All dies führt nach Ansicht der Autoren zu einem Konformitätszwang, der der Grundidee der Wissenschaft widerspreche. Dies wirke sich wiederum auf junge Wissenschaftler „besonders negativ“ aus. Es führe zu einer „geförderten Unkultur der Selbstoptimierung“ gemäß externer Vorgaben und gefährde die Risikobereitschaft und die Neugier in der Forschung.

Die Autoren schlagen deshalb vor, qualitative und quantitative Formen der Bewertung so zu kombinieren, dass die angesprochenen Folgen des Systemwachstums „so weit wie möglich“ abgeschwächt würden. Es gehe um einen „Informed Peer Review“. Der Auswahlprozess müsse in drei Phasen gegliedert werden. Darin sollten „Metriken schrittweise“ weniger Bedeutung erhalten.

In einer ersten Phase solle die Bewerberlage gesichtet und eine überschaubare Anzahl von Bewerbungen unter Einbeziehung auch von formalen Aspekten und Metriken ausgewählt werden.

In der zweiten Phase sollte die Gruppe der besten Bewerbungen differenziert nach qualitativen und quantitativen Aspekten ausgewählt werden.

Die dritte Phase brächte dann die endgültige Auswahl durch individuell qualitative Betrachtung der vorausgewählten Besten.
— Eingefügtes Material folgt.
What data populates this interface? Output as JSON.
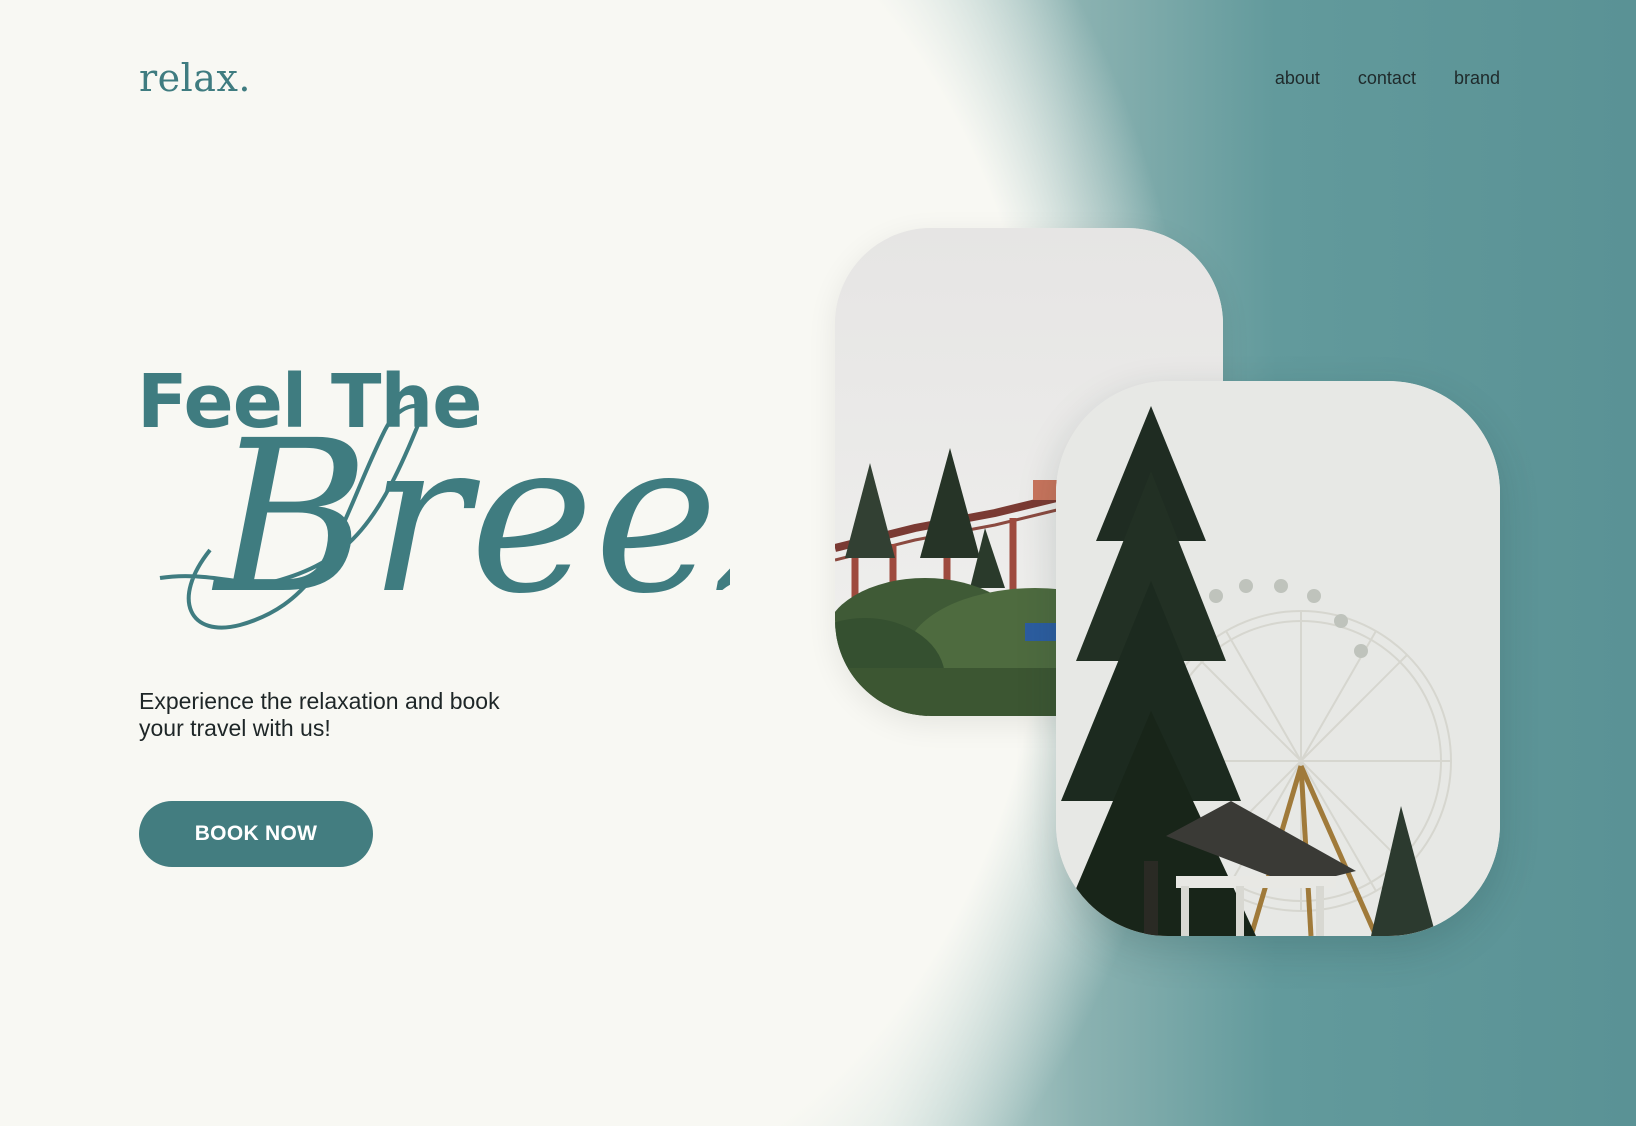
{
  "brand": {
    "logo": "relax."
  },
  "nav": {
    "items": [
      "about",
      "contact",
      "brand"
    ]
  },
  "hero": {
    "headline": "Feel The",
    "script_word": "Breeze",
    "subtitle": "Experience the relaxation and book your travel with us!",
    "cta_label": "BOOK NOW"
  },
  "colors": {
    "accent": "#3f7c80",
    "background": "#f8f8f3",
    "gradient_end": "#5a9295",
    "button": "#437d80"
  },
  "images": {
    "back_photo": "roller-coaster-trees-photo",
    "front_photo": "ferris-wheel-pine-tree-photo"
  }
}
Zu den leitenden Prinzipien dieser so strukturierten Personalauswahl gehören aus Sicht der Autoren u. a.: qualitativen Aspekten mehr Relevanz zuzuerkennen, personalisierte Einzelvoten gegen den Konformitätsdruck einzusetzen, die Publikationsanzahl zu begrenzen, individuelle Besonderheiten von Lebensläufen zu beachten und soziale Kompetenzen wertzuschätzen. Darüber hinaus solle die Toleranz gegenüber Irrtümern gestärkt sowie Potenziale und Perspektiven stärker gewichtet werden.